Methodology

This project is seeking to identify all instances since 1500 in which a rising power threatened to displace a major ruling power. The current Case File includes 16 examples. In identifying and summarizing these cases, we have followed the judgments of leading historical accounts—specifically resisting the temptation to offer original or idiosyncratic interpretations of events.  We began with broad historical summaries including William Langer (An Encyclopedia of World History), William McNeil (The Rise of the West: A History of the Human Community), AJP Taylor (The  Struggle for Mastery in Europe: 1848–1918), Brendan Simms (Europe: The Struggle for Supremacy from 1453 to the Present), and Paul Kennedy (The Rise and Fall of the Great Powers), as well as political science reviews, including Robert Gilpin (War and Change in World Politics) and Jack Levy (War in the Modern Great Power System). Noting all cases in which they identify competition between major rising and ruling powers, we then compared their views with leading accounts of each case (and cite these accounts in each case). Where there were significant differences in interpretation, we have relied on The New Cambridge Modern History as referee.

These histories use “rise” and “rule” as conventionally defined, along with synonyms emphasizing rapid shifts in relative economic and military strength. Most of the cases come from post-Westphalian Europe, although we start our analysis with the Portugal-Spain rivalry that resulted in the 1494 Treaty of Tordesillas. In doing so, we essentially follow the rationale of Levy’s War in the Modern Great Power System, which itself follows a long line of historians in dating the beginning of the “modern system” recognizably in place today to the end of the fifteenth century. Of the 95 inter-state wars since 1816 listed in the Correlates of War Project dataset, six qualify by our criteria.

In Phase II of the project, now underway, we are seeking to identify additional cases—including cases of hegemonic challenges in regional competitions or among less-than-major powers. We are also assembling a catalogue of metrics of national power and searching for data to provide more quantitative indicators of “rise” and “rule.” Because this is very much a “work in progress,” additions, suggestions, criticism, and comments are not just invited, but welcomed.

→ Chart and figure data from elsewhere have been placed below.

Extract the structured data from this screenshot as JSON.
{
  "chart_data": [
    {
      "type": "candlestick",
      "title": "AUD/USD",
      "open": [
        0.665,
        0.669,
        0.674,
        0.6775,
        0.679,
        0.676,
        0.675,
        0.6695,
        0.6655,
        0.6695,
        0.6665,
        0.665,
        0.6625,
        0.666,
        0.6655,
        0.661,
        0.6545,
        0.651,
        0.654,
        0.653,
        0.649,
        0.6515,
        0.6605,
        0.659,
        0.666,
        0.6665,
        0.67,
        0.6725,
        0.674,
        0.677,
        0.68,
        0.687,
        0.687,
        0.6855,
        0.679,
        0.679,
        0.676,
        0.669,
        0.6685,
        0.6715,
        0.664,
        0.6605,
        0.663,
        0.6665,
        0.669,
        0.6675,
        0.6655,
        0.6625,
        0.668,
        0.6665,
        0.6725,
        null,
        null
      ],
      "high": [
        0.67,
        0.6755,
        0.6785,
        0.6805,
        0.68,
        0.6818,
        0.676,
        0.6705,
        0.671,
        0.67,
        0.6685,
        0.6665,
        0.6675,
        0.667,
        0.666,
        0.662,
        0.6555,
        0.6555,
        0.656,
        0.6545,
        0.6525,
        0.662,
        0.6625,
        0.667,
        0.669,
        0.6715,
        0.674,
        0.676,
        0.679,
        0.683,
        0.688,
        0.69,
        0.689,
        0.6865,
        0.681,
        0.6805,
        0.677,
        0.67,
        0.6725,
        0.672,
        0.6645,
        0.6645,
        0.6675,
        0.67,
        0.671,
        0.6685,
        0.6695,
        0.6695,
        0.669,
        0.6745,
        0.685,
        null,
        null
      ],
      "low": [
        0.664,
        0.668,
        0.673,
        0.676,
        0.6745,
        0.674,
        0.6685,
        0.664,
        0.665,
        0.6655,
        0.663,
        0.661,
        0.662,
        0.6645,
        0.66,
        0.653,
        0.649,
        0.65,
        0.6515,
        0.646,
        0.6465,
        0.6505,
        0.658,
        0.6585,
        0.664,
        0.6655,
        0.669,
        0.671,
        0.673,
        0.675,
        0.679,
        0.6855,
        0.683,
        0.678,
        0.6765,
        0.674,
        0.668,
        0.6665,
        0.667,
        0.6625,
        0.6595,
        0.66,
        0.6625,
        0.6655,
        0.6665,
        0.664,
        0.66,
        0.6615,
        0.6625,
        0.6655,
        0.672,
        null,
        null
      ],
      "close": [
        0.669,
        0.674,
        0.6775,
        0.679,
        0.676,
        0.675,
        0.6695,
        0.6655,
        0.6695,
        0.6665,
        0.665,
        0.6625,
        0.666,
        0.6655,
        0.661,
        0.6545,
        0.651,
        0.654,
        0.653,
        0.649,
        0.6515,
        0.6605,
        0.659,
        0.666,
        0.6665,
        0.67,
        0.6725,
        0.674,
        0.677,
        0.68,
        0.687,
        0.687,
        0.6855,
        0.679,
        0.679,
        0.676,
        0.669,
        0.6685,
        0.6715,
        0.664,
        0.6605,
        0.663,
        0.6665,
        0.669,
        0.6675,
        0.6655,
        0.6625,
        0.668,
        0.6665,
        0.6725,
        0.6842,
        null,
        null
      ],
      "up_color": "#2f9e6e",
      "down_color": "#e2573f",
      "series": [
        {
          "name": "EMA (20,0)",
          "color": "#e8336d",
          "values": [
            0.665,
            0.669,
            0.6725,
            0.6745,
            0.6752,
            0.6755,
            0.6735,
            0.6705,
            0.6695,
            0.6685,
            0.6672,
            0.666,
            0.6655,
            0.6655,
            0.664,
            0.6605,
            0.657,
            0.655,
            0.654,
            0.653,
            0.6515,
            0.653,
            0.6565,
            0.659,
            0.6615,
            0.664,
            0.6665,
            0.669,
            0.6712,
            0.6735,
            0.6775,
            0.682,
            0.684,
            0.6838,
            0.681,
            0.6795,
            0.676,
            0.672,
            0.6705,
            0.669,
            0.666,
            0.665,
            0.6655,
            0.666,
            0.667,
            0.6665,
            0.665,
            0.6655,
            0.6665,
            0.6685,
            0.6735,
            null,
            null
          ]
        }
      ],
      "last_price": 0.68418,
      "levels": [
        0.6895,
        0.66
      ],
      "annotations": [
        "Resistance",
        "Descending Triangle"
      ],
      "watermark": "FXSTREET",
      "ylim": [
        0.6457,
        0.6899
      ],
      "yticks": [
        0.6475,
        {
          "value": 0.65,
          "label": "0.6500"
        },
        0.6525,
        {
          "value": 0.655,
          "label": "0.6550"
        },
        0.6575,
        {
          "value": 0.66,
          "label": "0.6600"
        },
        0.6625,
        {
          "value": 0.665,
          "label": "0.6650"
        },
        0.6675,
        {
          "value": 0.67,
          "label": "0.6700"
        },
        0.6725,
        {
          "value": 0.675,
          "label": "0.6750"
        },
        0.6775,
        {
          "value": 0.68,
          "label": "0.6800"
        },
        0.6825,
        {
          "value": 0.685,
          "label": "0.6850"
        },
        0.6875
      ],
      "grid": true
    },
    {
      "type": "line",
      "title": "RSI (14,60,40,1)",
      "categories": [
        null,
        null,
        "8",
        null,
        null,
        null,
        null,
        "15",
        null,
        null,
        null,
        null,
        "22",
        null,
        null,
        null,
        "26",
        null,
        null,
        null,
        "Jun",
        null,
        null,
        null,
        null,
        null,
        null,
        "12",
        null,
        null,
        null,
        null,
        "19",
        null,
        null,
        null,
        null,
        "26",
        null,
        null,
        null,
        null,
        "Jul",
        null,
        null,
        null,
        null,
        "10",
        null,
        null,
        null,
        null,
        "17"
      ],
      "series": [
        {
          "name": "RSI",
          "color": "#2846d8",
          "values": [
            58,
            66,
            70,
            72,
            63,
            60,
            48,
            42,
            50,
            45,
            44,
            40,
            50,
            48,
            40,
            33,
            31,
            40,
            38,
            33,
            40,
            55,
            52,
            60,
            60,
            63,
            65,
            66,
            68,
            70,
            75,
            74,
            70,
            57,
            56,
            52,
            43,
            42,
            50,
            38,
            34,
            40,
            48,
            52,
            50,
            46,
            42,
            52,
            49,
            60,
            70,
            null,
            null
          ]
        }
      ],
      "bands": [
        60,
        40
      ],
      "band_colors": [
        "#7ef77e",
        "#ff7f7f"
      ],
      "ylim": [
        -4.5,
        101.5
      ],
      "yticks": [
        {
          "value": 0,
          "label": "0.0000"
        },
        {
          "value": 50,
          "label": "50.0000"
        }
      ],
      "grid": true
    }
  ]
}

The use of historical cases for controlled comparison is methodologically complex. Issues include criteria for selection, clarity of independent variables, clarity of dependent variables, and relative weight of similarities vs. differences among cases. For a thoughtful discussion of these issues, we recommend Alexander George and Andrew Bennett, Case Studies and Theory Development in the Social Sciences; Steven Van Evera, Guide to Methods for Students of Political Science; Gary King, Robert Keohane, and Sidney Verba, Designing Social Inquiry: Scientific Inference in Qualitative Research; and the Oxford Handbook of Political Methodology.

We have attempted to include all instances since 1500 in which a major ruling power is challenged by a rising power. In technical terms, we sought not a representative sample but the entire universe of cases. Therefore, as the Oxford Handbook of Political Methodology notes: “Insofar as comparative-historical researchers select what can be considered the entire universe of cases, standard issues of selection bias do not arise.”

In social science terminology, the independent variable in this study is a rapid shift in the balance of power (correlation of forces) between a major ruling power and a rising rival that could displace it. Dominance/primacy/leadership can be in a geographical area (e.g., continental Europe in the 16thcentury for the Hapsburgs) or in a particular domain (e.g., Britain’s control of the seas in the 19thcentury). The dependent variable in this inquiry is war, defined according to the standard criteria in the Correlates of War Project as military conflict causing a minimum of 1,000 fatalities per year.

A larger methodological problem for this inquiry is the absence of established metrics for assessing “national power” or the “balance of power.” These terms are regularly used in histories and political science analyses, as well as policy discussions. Yet there are no agreed-upon metrics of national power. Economic capability reflected in GDP provides a substructure for national power. But asking whether state A can cause state B to take actions that it would not otherwise have taken (or forgo actions that it would otherwise have chosen) requires combining judgments about a number of additional factors, including scientific, technical, and organizational infrastructure, and the ability of each state’s government to translate these factors into actions. In such assessments, it is not possible to avoid also making judgments about culture or propensities (for innovation, sacrifice, strategy, or fighting), the authority and competence of governments, ideology (that attracts or repels), and even statecraft.

In addition to objective metrics about one state’s rise relative to another, an important factor in our analysis is subjective perception. For Thucydides, it was not just the rise of Athens, but “the fear that this instilled in Sparta” that led to war. Thus, as we are assembling yardsticks of national power and the best historical data relevant to these metrics, we are also exploring ways to assess how objective changes are reflected in subjective perceptions of power.